Aussie Club Pursues US Political Trivia

Who were FDR's running mates? Ask the Chester A. Arthur Society - a letter from Sydney

BY day they're ordinary, hardworking political types.

By night, they're sages.

Welcome to the Chester Alan Arthur Society, a group of Labor Party officials, lawyers, and fellow travelers who share a fascination with American political trivia. At one of their dinners recently, various members of the group of 30 stood up and tossed into each others' steel-trap minds the following tidbits:

"Who was the last military person to be running mate on a third-party ticket?"

"Curtis Le May."

"Who were FDR's vice presidents?"

"Garner, Wallace, and Truman."

"Who was the last Republican candidate for president to win the election but lose California?"

Long silence.... "James A. Garfield!"

Murmurs of approval. "Good question!"

Now it's not as strange as it may seem to have Australians so interested in American political history. They have been raised on American popular culture. Many have worked, studied, or traveled in the United States. And like many Americans, they know exactly where they were when President Kennedy was shot.

The idea for the group came from Bob Carr, leader of the Labor opposition in New South Wales, who has been fascinated with US political history since 1968, "when the American system produced its most dramatic election campaign in history." In 1982, he and some friends celebrated the centenary of Franklin D. Roosevelt. The Chester Alan Arthur Society formed in 1986.

These guys (as most of them are) are not your average Australians. When they come to the US, do they go to Disneyland? The Grand Canyon? The Golden Gate Bridge? Noooooo. They visit presidential home sites ... and get misty.

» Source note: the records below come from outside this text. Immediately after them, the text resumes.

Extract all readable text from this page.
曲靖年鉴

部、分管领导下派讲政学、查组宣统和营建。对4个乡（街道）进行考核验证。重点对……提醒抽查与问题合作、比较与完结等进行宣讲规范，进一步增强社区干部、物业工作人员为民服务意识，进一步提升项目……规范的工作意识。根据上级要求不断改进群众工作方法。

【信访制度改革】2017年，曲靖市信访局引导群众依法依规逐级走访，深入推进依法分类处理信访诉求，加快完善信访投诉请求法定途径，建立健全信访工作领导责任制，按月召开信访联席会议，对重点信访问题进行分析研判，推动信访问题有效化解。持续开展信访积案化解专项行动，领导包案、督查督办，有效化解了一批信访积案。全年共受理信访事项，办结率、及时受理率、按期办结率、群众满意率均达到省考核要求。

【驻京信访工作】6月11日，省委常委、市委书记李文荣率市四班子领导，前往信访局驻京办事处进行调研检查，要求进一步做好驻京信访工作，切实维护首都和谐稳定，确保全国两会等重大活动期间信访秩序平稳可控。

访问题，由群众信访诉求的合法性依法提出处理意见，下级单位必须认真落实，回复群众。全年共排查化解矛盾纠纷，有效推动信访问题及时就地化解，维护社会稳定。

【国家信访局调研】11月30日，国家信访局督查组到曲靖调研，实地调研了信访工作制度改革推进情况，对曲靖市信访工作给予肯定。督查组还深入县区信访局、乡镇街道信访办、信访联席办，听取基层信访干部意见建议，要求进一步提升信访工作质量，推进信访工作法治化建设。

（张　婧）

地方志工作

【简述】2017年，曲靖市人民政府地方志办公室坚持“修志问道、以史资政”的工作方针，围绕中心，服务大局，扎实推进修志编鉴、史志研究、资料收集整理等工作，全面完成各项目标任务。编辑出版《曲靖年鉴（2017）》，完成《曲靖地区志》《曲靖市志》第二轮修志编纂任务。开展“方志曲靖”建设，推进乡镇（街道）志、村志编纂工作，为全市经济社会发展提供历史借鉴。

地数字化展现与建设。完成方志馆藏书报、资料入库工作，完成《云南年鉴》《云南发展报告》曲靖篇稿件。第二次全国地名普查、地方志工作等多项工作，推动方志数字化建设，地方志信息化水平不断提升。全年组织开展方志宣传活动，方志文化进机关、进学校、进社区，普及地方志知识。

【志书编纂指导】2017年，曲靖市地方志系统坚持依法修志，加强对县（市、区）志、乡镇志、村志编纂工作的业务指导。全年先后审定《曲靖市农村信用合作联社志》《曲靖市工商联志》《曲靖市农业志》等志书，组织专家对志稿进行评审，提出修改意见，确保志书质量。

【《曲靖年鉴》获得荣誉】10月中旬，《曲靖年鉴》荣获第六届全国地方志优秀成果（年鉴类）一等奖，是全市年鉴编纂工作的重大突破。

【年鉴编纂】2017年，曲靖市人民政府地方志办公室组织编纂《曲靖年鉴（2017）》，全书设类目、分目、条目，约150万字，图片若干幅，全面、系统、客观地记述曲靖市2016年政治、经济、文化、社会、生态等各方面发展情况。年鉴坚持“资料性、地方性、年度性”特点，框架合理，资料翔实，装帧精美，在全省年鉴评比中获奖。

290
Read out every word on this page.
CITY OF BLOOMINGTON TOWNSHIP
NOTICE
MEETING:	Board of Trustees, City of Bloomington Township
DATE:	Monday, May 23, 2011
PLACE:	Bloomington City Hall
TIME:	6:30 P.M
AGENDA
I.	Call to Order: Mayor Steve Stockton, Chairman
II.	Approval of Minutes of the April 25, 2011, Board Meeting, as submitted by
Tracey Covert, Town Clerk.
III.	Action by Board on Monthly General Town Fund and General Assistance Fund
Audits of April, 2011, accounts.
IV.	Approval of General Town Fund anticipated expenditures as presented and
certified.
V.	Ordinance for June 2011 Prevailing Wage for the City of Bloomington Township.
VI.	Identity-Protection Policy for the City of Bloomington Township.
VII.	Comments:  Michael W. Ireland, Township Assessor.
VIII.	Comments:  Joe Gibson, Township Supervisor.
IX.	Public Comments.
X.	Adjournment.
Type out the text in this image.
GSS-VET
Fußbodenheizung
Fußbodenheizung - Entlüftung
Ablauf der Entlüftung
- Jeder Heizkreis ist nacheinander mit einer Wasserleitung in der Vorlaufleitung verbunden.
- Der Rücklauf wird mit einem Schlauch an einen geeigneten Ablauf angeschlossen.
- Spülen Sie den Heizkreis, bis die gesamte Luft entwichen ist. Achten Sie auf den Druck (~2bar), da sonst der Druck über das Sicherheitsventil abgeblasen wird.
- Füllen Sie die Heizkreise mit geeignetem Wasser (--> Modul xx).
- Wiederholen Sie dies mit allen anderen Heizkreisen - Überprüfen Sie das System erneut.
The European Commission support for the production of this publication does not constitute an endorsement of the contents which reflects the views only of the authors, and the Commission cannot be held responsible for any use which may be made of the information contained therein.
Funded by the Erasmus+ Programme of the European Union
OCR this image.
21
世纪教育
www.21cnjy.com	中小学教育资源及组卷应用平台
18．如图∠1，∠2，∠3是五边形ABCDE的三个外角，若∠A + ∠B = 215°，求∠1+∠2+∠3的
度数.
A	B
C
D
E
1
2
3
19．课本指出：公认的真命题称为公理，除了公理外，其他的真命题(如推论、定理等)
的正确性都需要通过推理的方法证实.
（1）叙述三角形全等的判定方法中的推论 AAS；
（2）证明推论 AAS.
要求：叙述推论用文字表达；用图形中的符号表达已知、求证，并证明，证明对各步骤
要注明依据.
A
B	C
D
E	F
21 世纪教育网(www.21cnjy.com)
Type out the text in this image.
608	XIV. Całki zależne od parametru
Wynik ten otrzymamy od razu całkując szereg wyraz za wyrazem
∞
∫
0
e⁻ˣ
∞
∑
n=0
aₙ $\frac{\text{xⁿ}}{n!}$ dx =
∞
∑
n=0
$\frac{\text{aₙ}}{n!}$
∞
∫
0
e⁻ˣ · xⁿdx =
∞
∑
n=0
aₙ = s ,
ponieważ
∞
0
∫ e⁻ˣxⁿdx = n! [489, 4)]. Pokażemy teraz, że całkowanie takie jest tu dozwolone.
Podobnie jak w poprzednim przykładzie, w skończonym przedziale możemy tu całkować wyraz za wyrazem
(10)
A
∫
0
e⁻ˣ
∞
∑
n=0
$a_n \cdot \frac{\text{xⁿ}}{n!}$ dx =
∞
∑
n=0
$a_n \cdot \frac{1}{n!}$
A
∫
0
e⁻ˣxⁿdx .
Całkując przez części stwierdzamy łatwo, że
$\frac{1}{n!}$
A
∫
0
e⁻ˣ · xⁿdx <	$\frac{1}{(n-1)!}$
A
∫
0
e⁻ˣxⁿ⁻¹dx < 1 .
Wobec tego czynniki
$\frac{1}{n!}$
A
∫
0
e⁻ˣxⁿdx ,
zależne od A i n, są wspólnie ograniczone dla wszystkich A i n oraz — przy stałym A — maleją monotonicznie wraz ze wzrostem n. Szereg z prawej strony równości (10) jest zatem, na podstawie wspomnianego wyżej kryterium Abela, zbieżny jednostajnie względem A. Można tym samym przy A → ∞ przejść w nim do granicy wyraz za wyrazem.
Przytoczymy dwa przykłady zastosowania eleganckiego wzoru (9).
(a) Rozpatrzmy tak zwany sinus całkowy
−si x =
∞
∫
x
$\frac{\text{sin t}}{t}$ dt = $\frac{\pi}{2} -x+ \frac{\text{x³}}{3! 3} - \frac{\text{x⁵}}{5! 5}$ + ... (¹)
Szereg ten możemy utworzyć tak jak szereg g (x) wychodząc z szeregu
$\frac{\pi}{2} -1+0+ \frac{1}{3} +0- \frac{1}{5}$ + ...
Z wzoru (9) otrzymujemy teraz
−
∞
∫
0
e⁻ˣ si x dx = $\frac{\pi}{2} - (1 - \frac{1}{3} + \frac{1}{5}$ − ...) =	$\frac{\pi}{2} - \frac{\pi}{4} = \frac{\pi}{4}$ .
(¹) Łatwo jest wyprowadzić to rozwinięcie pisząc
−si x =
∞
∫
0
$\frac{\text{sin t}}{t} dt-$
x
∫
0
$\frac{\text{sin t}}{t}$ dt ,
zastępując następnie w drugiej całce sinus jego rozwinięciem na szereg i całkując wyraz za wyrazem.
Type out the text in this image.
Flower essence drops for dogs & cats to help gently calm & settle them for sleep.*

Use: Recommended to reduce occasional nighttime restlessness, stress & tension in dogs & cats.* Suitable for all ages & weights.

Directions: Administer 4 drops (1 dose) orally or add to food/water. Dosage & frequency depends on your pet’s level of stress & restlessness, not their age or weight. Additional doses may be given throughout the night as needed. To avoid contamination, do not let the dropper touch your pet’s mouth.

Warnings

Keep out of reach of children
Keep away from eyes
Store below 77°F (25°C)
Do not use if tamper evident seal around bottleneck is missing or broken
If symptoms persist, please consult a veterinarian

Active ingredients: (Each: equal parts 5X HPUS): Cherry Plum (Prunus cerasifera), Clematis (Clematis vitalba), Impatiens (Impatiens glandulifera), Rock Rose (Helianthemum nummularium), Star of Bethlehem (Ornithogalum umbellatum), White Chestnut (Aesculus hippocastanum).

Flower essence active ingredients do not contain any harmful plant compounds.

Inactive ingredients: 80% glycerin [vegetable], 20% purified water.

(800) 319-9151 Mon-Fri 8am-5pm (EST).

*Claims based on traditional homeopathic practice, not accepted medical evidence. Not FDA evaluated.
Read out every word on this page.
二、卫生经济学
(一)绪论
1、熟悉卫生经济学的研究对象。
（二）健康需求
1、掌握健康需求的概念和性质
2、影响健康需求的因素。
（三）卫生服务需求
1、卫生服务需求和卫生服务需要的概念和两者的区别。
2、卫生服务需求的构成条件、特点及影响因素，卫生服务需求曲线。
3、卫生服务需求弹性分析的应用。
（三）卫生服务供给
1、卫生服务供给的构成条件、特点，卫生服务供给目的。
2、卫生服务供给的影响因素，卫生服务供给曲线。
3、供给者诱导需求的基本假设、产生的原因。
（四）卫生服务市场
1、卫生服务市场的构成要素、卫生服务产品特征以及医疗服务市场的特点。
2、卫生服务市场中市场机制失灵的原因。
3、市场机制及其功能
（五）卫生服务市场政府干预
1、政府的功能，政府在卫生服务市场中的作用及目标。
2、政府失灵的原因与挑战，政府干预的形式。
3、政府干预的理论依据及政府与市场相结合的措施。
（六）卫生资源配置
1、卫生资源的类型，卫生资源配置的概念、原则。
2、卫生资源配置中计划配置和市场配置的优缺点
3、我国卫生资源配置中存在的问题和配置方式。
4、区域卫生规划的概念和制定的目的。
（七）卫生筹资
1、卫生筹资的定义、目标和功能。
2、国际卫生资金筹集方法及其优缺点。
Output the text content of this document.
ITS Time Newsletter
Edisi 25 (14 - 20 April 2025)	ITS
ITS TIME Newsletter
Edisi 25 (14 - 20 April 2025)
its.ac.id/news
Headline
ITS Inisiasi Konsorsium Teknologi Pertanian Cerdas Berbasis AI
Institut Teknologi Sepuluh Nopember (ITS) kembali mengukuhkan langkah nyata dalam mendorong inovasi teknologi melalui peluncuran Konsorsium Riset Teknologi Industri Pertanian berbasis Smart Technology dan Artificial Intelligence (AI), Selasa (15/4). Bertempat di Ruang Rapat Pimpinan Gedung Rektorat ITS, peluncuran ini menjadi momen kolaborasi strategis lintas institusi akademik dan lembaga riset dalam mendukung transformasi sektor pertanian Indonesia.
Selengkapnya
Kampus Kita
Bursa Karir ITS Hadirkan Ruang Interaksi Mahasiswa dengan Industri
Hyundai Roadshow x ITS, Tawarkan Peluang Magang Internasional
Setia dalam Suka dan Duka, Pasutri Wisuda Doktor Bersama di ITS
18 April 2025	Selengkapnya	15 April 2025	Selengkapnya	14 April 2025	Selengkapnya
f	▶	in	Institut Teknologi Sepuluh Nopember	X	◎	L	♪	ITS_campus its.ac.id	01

The command of detail of these aficionados is daunting. They can tell you the last president sworn in by lantern light (Calvin Coolidge), the oldest presidential running mate (81-year-old Henry Davis, who ran with Alton B. Parker in 1904), and the new "first animal" (Socks, the Clintons' cat).

Scoring is simple: 3 points for correct answers, 2 for partially correct, and 1 for totally wrong, so long as it was a witty answer.

Members have an Australian gusto for amorous gossip. Michael Sexton, a barrister, stands to solemnly announce "an important scholarly breakthrough on Chester A. Arthur." He has dredged up an obscure reference in a biography to an impulsively delivered proposal of marriage to Vita Sackville-West's mother.

The members, even Mr. Sexton, poo-poo this. "Knowing what we know about him, the idea of him launching himself at a British woman.... We know he studied things very thoroughly," he says.

While the emphasis is on smart retorts, this mob can be as ripping as members of Parliament when someone offends. John McCarthy (a queen's counsel, or rarified breed of barrister) tried to offer up trivia questions about British politics, only to be shouted down. "This is heresy!" "He's a subversive!" "Boo!"

Scorekeeper Catherine Harding pursed her lips and deducted points for the faux pas from his heretofore winning score.

Mr. McCarthy, flummoxed, sat down.

Why, you may ask, did they pick Chester Alan Arthur, 21st president of the United States?

"He was the most obscure president we could find," says Mary Easson, a Labor candidate for a district seat. "He was a party hack; he only got the vice-presidency because he was a machine person. But when Garfield was assassinated, Arthur rose to the occasion. People thought he'd repay favors, but he became quite principled. We like to think that we, who are in the party machine here, if given the chance, would act as well."

"The other reason," Mrs. Easson says, "is that he gave great parties."